When asked if she would want to be the wife of a minister, Oren replies, "If Michael becomes a minister I will be happy for him. But it's not the same position as the wife of an ambassador, because there I was really involved in what he was doing."
Oren explains that being an ambassador's wife consists of a lot of gatherings and parties. "It's mainly dinners, parties and hosting. In the beginning, I was really scared of it all, but by our first Hanukkah Ben Affleck came over and it was really fun. Afterwards, all of the Israeli ministers came to our house and Israeli (celebrities) like David Broza, Noa Tishby and Rita. I fell in love with Rita. She is so warm and nice."
Oren says that many people were shocked that the couple decided to return to Israel after her husband served as ambassador, considering that both of them were born in America.

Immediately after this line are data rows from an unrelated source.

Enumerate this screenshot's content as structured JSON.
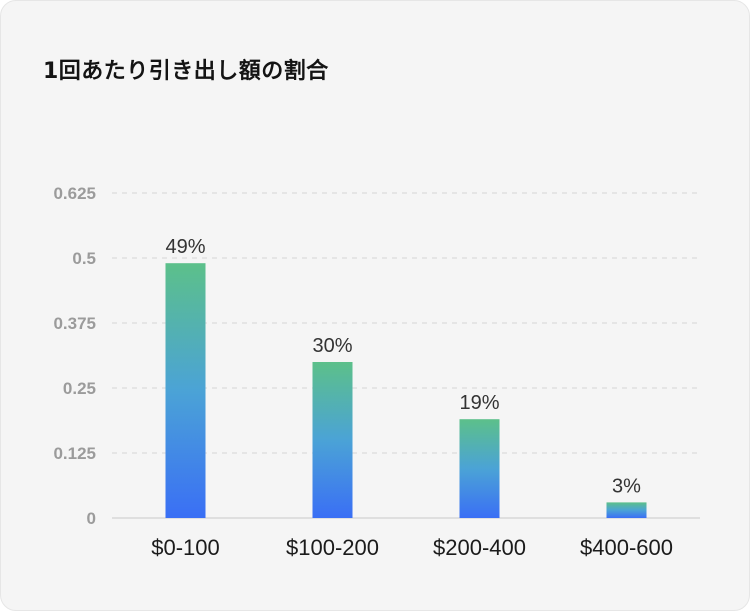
{
  "title": "1回あたり引き出し額の割合",
  "colors": {
    "background": "#f5f5f5",
    "bar_top": "#5cc08a",
    "bar_mid": "#4ba3d6",
    "bar_bottom": "#3a6ff5",
    "grid": "#dcdcdc",
    "axis_text": "#9b9b9b"
  },
  "chart_data": {
    "type": "bar",
    "title": "1回あたり引き出し額の割合",
    "categories": [
      "$0-100",
      "$100-200",
      "$200-400",
      "$400-600"
    ],
    "values": [
      0.49,
      0.3,
      0.19,
      0.03
    ],
    "data_labels": [
      "49%",
      "30%",
      "19%",
      "3%"
    ],
    "y_ticks": [
      "0",
      "0.125",
      "0.25",
      "0.375",
      "0.5",
      "0.625"
    ],
    "y_tick_values": [
      0,
      0.125,
      0.25,
      0.375,
      0.5,
      0.625
    ],
    "ylim": [
      0,
      0.625
    ],
    "xlabel": "",
    "ylabel": "",
    "grid": true,
    "legend": "none"
  }
}
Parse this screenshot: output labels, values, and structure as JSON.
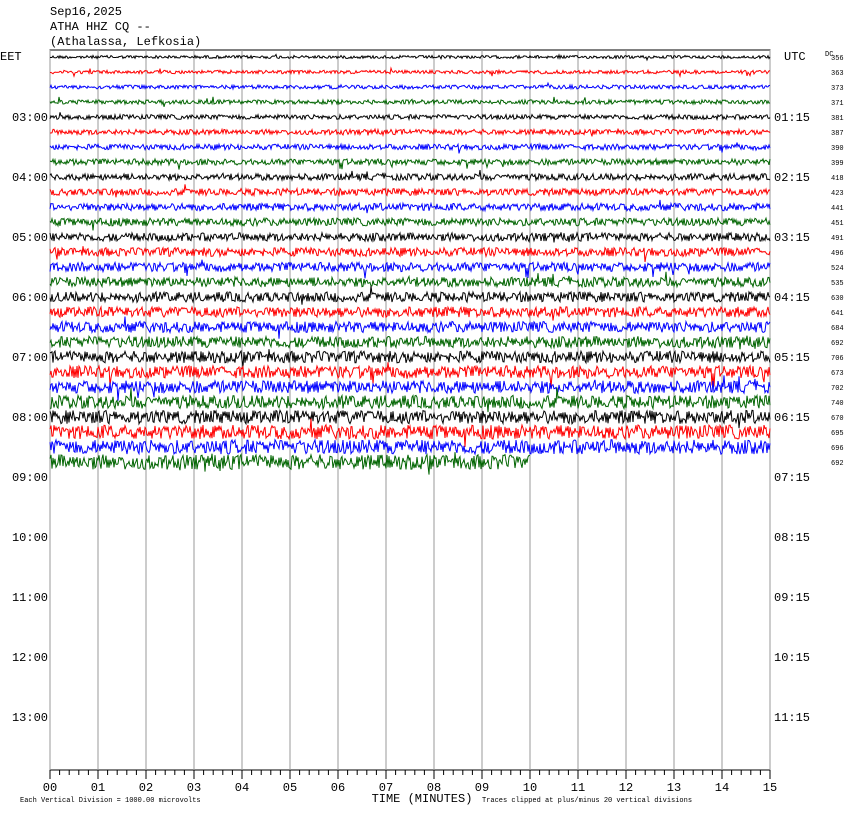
{
  "chart_data": {
    "type": "helicorder",
    "title": [
      "Sep16,2025",
      "ATHA HHZ CQ --",
      "(Athalassa, Lefkosia)"
    ],
    "left_axis_title": "EET",
    "right_axis_title": "UTC",
    "dc_title": "DC",
    "left_labels": [
      "03:00",
      "04:00",
      "05:00",
      "06:00",
      "07:00",
      "08:00",
      "09:00",
      "10:00",
      "11:00",
      "12:00",
      "13:00"
    ],
    "right_labels": [
      "01:15",
      "02:15",
      "03:15",
      "04:15",
      "05:15",
      "06:15",
      "07:15",
      "08:15",
      "09:15",
      "10:15",
      "11:15"
    ],
    "xlabel": "TIME (MINUTES)",
    "xlim": [
      0,
      15
    ],
    "xticks": [
      {
        "value": 0,
        "label": "00"
      },
      {
        "value": 1,
        "label": "01"
      },
      {
        "value": 2,
        "label": "02"
      },
      {
        "value": 3,
        "label": "03"
      },
      {
        "value": 4,
        "label": "04"
      },
      {
        "value": 5,
        "label": "05"
      },
      {
        "value": 6,
        "label": "06"
      },
      {
        "value": 7,
        "label": "07"
      },
      {
        "value": 8,
        "label": "08"
      },
      {
        "value": 9,
        "label": "09"
      },
      15,
      {
        "value": 10,
        "label": "10"
      },
      {
        "value": 11,
        "label": "11"
      },
      {
        "value": 12,
        "label": "12"
      },
      {
        "value": 13,
        "label": "13"
      },
      {
        "value": 14,
        "label": "14"
      }
    ],
    "footer_left": "Each Vertical Division = 1000.00 microvolts",
    "footer_right": "Traces clipped at plus/minus 20 vertical divisions",
    "colors": [
      "#000000",
      "#ff0000",
      "#0000ff",
      "#006400"
    ],
    "series": [
      {
        "dc": 356,
        "end": 15
      },
      {
        "dc": 363,
        "end": 15
      },
      {
        "dc": 373,
        "end": 15
      },
      {
        "dc": 371,
        "end": 15
      },
      {
        "dc": 381,
        "end": 15
      },
      {
        "dc": 387,
        "end": 15
      },
      {
        "dc": 390,
        "end": 15
      },
      {
        "dc": 399,
        "end": 15
      },
      {
        "dc": 418,
        "end": 15
      },
      {
        "dc": 423,
        "end": 15
      },
      {
        "dc": 441,
        "end": 15
      },
      {
        "dc": 451,
        "end": 15
      },
      {
        "dc": 491,
        "end": 15
      },
      {
        "dc": 496,
        "end": 15
      },
      {
        "dc": 524,
        "end": 15
      },
      {
        "dc": 535,
        "end": 15
      },
      {
        "dc": 630,
        "end": 15
      },
      {
        "dc": 641,
        "end": 15
      },
      {
        "dc": 684,
        "end": 15
      },
      {
        "dc": 692,
        "end": 15
      },
      {
        "dc": 706,
        "end": 15
      },
      {
        "dc": 673,
        "end": 15
      },
      {
        "dc": 702,
        "end": 15
      },
      {
        "dc": 740,
        "end": 15
      },
      {
        "dc": 670,
        "end": 15
      },
      {
        "dc": 695,
        "end": 15
      },
      {
        "dc": 696,
        "end": 15
      },
      {
        "dc": 692,
        "end": 10
      }
    ]
  }
}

"People there could not believe we were returning to Israel. It's possible that we had an easier life there, but Israel is home. I feel like I grew up here and of course this is where I raised my kids. It wasn't even a question for me.
"But I am not saying that it isn't hard here. (In the US) we had a cook, a cleaner and a driver. The hardest thing is to not have a driver," Sally jokes.
Sally first visited Israel in 1970, as previously stated, but returned to the US after living in Kibbutz Ein Dor in northern Israel. In 1976, her parents made aliyah to Israel and she followed them to Israel five years later, after living in New York as a dancer.
Sally and Michael have been married for 33 years and have three children. Michael grew up in New Jersey and the two met in Jerusalem when Michael, who then worked at a radio station, walked into a store where Sally worked. The meet ended with Michael asking Sally out for dinner.
Living in Israel has not come without its hardships. Sally has felt first-hand the perils of the Arab-Israeli conflict – her sister Joanie was killed in a suicide bombing on a Jerusalem bus in 1995.
"It was near the Rene Cassin school," says Oren. "Joanie was in a nearby bus and when the terrorist blew up she was killed instantly." Joanie was 47 years-old at the time of her death and had been in Israel on sabbatical at the Hebrew University in Jerusalem.
Ever since returning from the states, the Oren's have lived in a modest rented apartment in north Tel Aviv, the sea visible from the window. "I would not live in Caesarea, for example," says Sally. "I like the city. In the meantime we don't have our own home but we want to stay in Tel Aviv. I like that it's close to the Yarkon River because Michael likes to row."
When asked if she would want to return to Jerusalem, Oren says that while she loves Jerusalem, it has become more Orthodox. "There were areas that closed down on Shabbat and it was uncomfortable. The atmosphere changed."
When asked if she was surprised by Michael's decision to join the political arena, Sally says that she knew that it was inevitable. "I always knew it was on the way, but nobody expected that it would come so quickly. We thought there would be another year to get organized and the elections came as a surprise. We debated, because it was close to our return from Washington, but in the end I said to Michael – 'I support you.' He likes challenges."